The ethnic fingerprinting drive is part of a broader crackdown on Italy’s three-and-a-half million migrants, most of them legal, carried out in an atmosphere of increasingly hysterical rhetoric about crime and security.

The European parliament has asked Italy to stop doing this. Guardian columnist Seamus Milne suggests anti-migrant hysteria in Europe may be at the root of this.  Not that the U.S., or my home state of Arizona, where “crime sweep” publicity stunts target undocumented immigrants and stepped-up enforcement separates kids from parents, is exactly immune from xenophobia.

[image: Zingaro]

5 thoughts on “EU asks Italy to stop fingerprinting Gypsies”

  1. I’ve been on a couple of bus tours of Italy in the last decade. In Rome, we were warned each time to expect purse-snatching attempts by gypsies. Each time it happened to one or more people in the group. The gypsies have no fixed address, so normal “nonviolent” procedures, like the U.S. catch and release, just don’t work. Fingerprinting makes sense, to identify repeat criminals.

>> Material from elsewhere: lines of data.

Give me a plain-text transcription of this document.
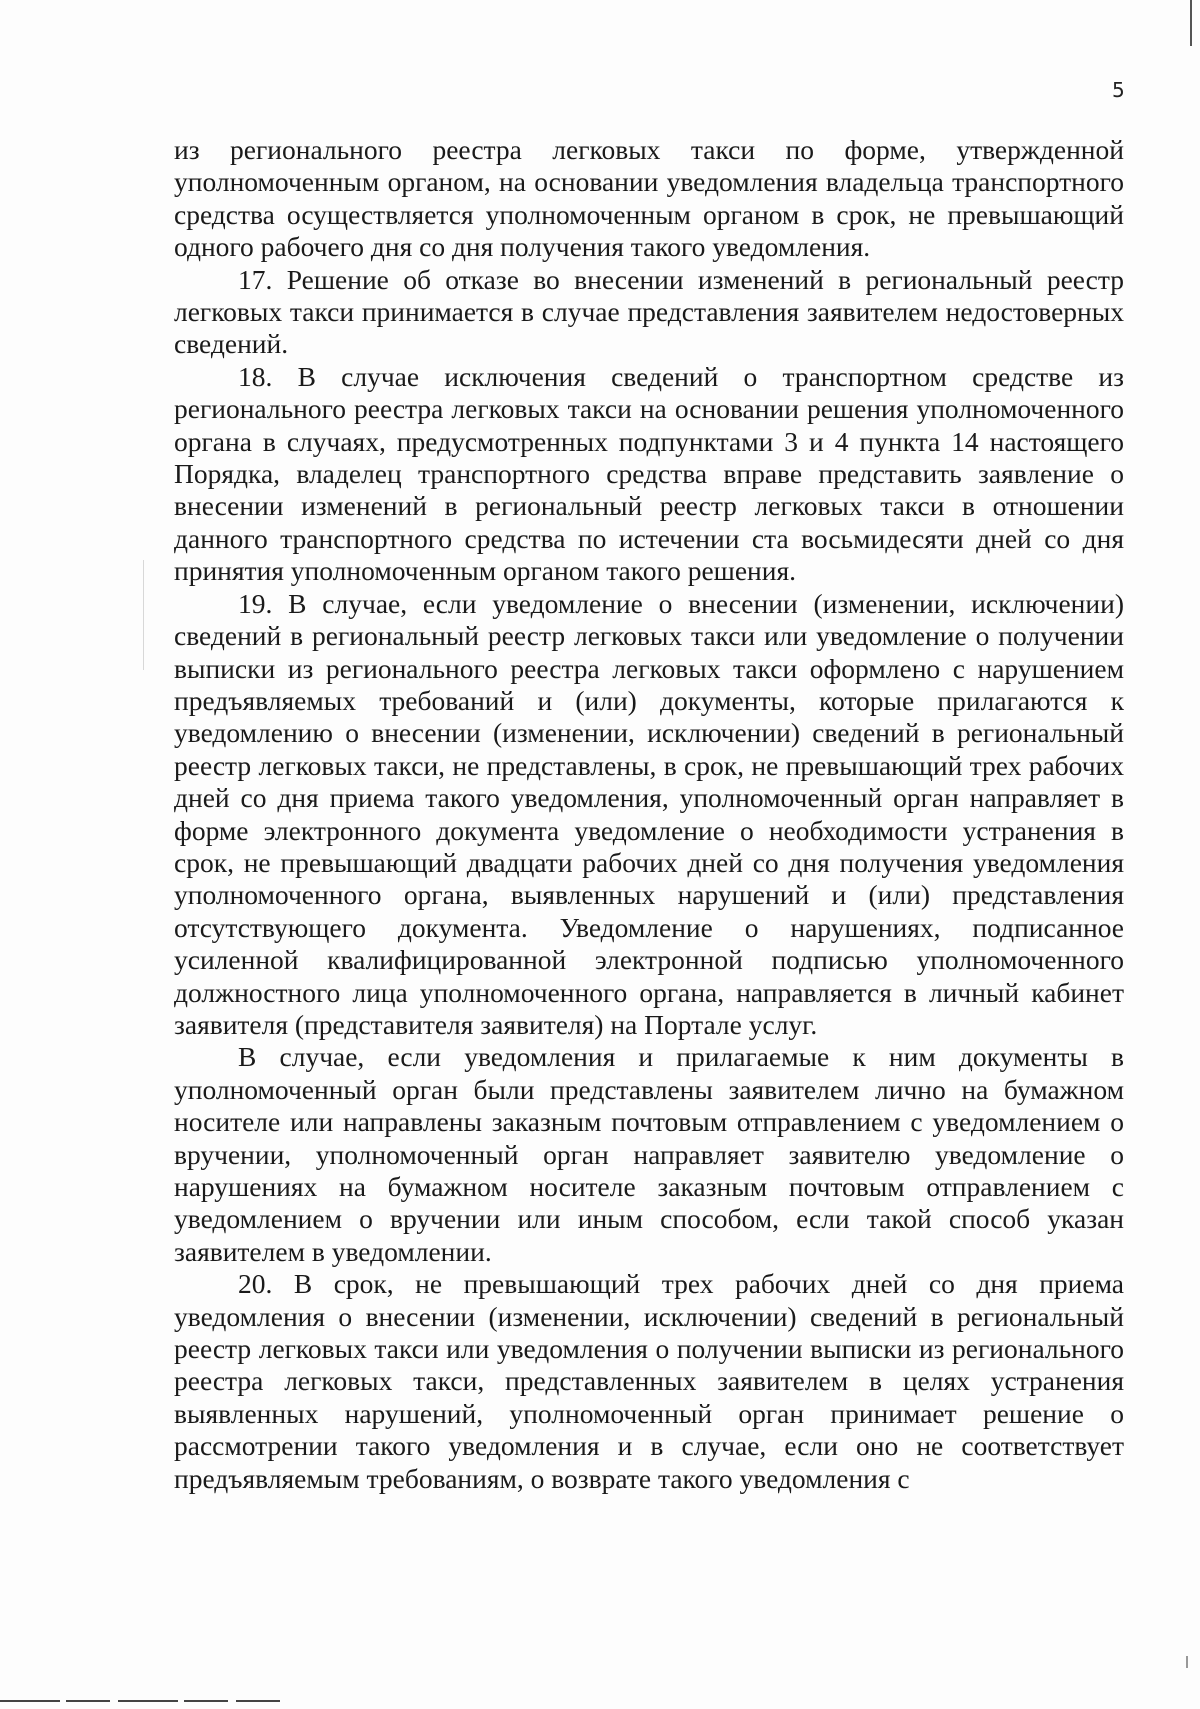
5

из регионального реестра легковых такси по форме, утвержденной уполномоченным органом, на основании уведомления владельца транспортного средства осуществляется уполномоченным органом в срок, не превышающий одного рабочего дня со дня получения такого уведомления.

17. Решение об отказе во внесении изменений в региональный реестр легковых такси принимается в случае представления заявителем недостоверных сведений.

18. В случае исключения сведений о транспортном средстве из регионального реестра легковых такси на основании решения уполномоченного органа в случаях, предусмотренных подпунктами 3 и 4 пункта 14 настоящего Порядка, владелец транспортного средства вправе представить заявление о внесении изменений в региональный реестр легковых такси в отношении данного транспортного средства по истечении ста восьмидесяти дней со дня принятия уполномоченным органом такого решения.

19. В случае, если уведомление о внесении (изменении, исключении) сведений в региональный реестр легковых такси или уведомление о получении выписки из регионального реестра легковых такси оформлено с нарушением предъявляемых требований и (или) документы, которые прилагаются к уведомлению о внесении (изменении, исключении) сведений в региональный реестр легковых такси, не представлены, в срок, не превышающий трех рабочих дней со дня приема такого уведомления, уполномоченный орган направляет в форме электронного документа уведомление о необходимости устранения в срок, не превышающий двадцати рабочих дней со дня получения уведомления уполномоченного органа, выявленных нарушений и (или) представления отсутствующего документа. Уведомление о нарушениях, подписанное усиленной квалифицированной электронной подписью уполномоченного должностного лица уполномоченного органа, направляется в личный кабинет заявителя (представителя заявителя) на Портале услуг.

В случае, если уведомления и прилагаемые к ним документы в уполномоченный орган были представлены заявителем лично на бумажном носителе или направлены заказным почтовым отправлением с уведомлением о вручении, уполномоченный орган направляет заявителю уведомление о нарушениях на бумажном носителе заказным почтовым отправлением с уведомлением о вручении или иным способом, если такой способ указан заявителем в уведомлении.

20. В срок, не превышающий трех рабочих дней со дня приема уведомления о внесении (изменении, исключении) сведений в региональный реестр легковых такси или уведомления о получении выписки из регионального реестра легковых такси, представленных заявителем в целях устранения выявленных нарушений, уполномоченный орган принимает решение о рассмотрении такого уведомления и в случае, если оно не соответствует предъявляемым требованиям, о возврате такого уведомления с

  2. If targeting an entire ethnic minority isn’t a human-rights violation, then what is?

  3. >“crime sweep” publicity stunts target undocumented immigrants

    Oh noes! FSM forbid we target criminals. I can’t understand what the big deal is when we arrest people who are here _illegally_.

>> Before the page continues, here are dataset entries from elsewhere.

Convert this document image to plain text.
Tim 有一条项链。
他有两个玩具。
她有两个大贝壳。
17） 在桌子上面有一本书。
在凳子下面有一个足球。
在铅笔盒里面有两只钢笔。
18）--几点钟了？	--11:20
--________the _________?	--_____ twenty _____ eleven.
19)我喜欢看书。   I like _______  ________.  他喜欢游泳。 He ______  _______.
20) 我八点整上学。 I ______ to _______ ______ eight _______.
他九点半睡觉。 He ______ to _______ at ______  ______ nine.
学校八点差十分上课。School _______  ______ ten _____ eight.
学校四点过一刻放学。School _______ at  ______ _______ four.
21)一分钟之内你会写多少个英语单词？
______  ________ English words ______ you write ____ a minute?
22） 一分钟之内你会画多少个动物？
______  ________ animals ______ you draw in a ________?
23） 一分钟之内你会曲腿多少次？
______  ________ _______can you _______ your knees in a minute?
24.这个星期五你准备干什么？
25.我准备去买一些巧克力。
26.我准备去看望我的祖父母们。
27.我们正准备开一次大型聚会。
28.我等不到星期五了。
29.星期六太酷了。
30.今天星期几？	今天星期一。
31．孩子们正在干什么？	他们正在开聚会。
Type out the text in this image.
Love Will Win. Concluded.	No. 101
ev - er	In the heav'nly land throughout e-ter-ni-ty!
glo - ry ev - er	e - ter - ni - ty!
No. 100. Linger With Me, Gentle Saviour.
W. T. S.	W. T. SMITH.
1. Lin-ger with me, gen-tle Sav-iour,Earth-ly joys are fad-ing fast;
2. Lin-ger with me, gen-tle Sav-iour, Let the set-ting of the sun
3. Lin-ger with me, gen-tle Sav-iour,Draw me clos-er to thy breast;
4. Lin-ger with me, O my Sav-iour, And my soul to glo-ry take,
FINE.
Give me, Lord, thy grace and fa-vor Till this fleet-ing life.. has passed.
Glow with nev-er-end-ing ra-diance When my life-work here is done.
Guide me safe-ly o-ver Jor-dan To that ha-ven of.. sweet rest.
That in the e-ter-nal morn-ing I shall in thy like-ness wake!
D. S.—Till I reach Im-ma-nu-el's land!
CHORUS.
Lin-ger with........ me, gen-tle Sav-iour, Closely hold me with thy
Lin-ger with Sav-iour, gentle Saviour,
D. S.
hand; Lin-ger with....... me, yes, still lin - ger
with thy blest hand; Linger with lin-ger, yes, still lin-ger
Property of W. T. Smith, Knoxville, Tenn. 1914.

  4. Docduke: so some members of an already persecuted and marginalised minority have turned to crime, and that justifies treating all of them as criminals based on their perceived ethnicity? Transpose the nationalities; say the London Metropolitan started fingerprinting all US nationals? Liberty is for everyone, or it ain’t liberty.

    anon: criminals in the eyes of the law, sure; and I expect most of them are well aware of it, not to mention the risks they run by become undocumented immigrants – not just from the law, but from some citizens of the countries where they end up. Which makes you wonder just how bad things are back in their home country, that they’re willing to accept a life of the fringe of the law rather than return… and how their home country got that way in the first place. Immigration – in the US, the UK and the EU – is the sound of chickens coming home to roost, an inevitable outcome of the old days of imperialism. If you really want to squash illegal immigration, push for greater enforcement of the minimum wage laws. If there weren’t exploitative employers willing to hire them, they’d soon return home.

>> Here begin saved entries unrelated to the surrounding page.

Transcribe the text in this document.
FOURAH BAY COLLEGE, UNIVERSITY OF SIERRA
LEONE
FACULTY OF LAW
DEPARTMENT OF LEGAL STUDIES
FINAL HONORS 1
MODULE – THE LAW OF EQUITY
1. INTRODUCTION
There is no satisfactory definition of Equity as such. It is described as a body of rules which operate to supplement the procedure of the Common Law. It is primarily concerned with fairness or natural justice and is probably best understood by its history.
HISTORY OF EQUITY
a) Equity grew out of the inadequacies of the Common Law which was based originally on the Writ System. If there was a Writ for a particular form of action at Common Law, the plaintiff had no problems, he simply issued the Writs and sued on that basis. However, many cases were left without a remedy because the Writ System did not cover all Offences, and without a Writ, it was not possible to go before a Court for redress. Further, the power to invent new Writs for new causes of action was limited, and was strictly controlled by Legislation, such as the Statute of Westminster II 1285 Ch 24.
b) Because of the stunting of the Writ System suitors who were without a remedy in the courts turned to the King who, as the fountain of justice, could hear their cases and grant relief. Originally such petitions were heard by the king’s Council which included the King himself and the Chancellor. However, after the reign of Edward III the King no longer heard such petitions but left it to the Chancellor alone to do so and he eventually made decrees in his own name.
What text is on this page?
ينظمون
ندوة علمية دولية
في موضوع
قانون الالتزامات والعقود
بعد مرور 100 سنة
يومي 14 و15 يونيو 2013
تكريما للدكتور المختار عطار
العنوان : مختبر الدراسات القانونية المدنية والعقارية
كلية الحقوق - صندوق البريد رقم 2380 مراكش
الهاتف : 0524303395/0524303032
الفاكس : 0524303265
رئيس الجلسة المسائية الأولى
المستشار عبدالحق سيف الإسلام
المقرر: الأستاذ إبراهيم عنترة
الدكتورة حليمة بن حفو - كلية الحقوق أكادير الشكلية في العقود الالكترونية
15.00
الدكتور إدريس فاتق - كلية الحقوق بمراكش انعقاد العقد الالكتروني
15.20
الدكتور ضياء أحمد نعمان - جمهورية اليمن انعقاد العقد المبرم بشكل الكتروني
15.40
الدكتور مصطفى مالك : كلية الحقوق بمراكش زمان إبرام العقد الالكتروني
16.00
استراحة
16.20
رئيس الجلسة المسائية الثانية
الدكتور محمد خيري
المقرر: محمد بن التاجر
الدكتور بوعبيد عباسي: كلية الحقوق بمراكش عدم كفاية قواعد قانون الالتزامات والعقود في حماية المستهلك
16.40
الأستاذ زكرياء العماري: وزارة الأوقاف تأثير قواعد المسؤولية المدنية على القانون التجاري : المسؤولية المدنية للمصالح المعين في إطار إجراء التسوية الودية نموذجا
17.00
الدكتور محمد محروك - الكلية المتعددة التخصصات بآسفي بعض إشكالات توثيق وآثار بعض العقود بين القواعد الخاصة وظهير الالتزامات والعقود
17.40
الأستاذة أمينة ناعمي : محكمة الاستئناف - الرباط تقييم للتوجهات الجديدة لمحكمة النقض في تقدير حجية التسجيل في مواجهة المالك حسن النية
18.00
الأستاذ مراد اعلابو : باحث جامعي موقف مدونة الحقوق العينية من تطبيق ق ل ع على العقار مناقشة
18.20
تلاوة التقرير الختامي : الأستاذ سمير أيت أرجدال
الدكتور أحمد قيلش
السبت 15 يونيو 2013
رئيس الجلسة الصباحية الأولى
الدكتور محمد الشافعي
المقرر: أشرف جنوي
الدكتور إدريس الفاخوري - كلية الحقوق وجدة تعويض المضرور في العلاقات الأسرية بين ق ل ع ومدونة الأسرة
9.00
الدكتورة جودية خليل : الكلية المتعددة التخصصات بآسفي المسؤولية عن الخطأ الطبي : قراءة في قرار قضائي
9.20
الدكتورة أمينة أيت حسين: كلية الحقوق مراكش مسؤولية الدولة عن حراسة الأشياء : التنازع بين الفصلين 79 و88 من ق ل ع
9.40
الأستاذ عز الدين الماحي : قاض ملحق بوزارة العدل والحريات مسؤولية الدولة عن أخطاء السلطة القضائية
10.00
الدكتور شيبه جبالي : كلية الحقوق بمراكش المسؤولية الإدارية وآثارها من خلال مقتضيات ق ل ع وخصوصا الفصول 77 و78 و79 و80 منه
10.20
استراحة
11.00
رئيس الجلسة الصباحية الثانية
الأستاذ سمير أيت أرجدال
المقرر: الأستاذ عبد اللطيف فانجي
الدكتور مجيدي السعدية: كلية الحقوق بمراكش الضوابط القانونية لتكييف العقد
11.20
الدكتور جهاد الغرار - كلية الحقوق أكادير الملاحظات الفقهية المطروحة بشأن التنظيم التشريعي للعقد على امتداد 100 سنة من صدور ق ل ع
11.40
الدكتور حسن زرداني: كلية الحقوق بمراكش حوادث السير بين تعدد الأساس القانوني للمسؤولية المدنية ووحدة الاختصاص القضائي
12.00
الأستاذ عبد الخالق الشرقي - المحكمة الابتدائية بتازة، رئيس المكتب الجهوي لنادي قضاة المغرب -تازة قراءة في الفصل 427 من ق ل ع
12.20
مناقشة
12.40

  5. anon, in the United States of America, there has to be probable cause before law enforcement stops somebody. You don’t arrest people in the hopes that you’ll find something on their immigration status. A friend of mine who is here legally was stopped because she was, apparently, driving while Mexican. This is not America.

    (It didn’t used to be, anyway, but then again until recently we also expected some brakes on the govt.’s ability to eavesdrop on our phone calls and emails.)

    In addition, most local police forces don’t consider themselves arms of Immigration Control. They have to deal with crimes that are actually violent, for one thing. A lot of people reflexively applaud publicity grabs like Sheriff Arpaio’s, but they don’t stop to count the costs of what does not get done while he’s scoring cheap political points.

    Lots more in the East Valley Tribune for anybody interested.

    Yes, in an ideal world we would have more control over immigration, but “build a wall” or “deport and displace millions” are just stupid. If you’re paranoically inclined (who, me?) you might even think the system is working the way it’s supposed to: An easily intimidated pool of cheap labor is the American way to some people.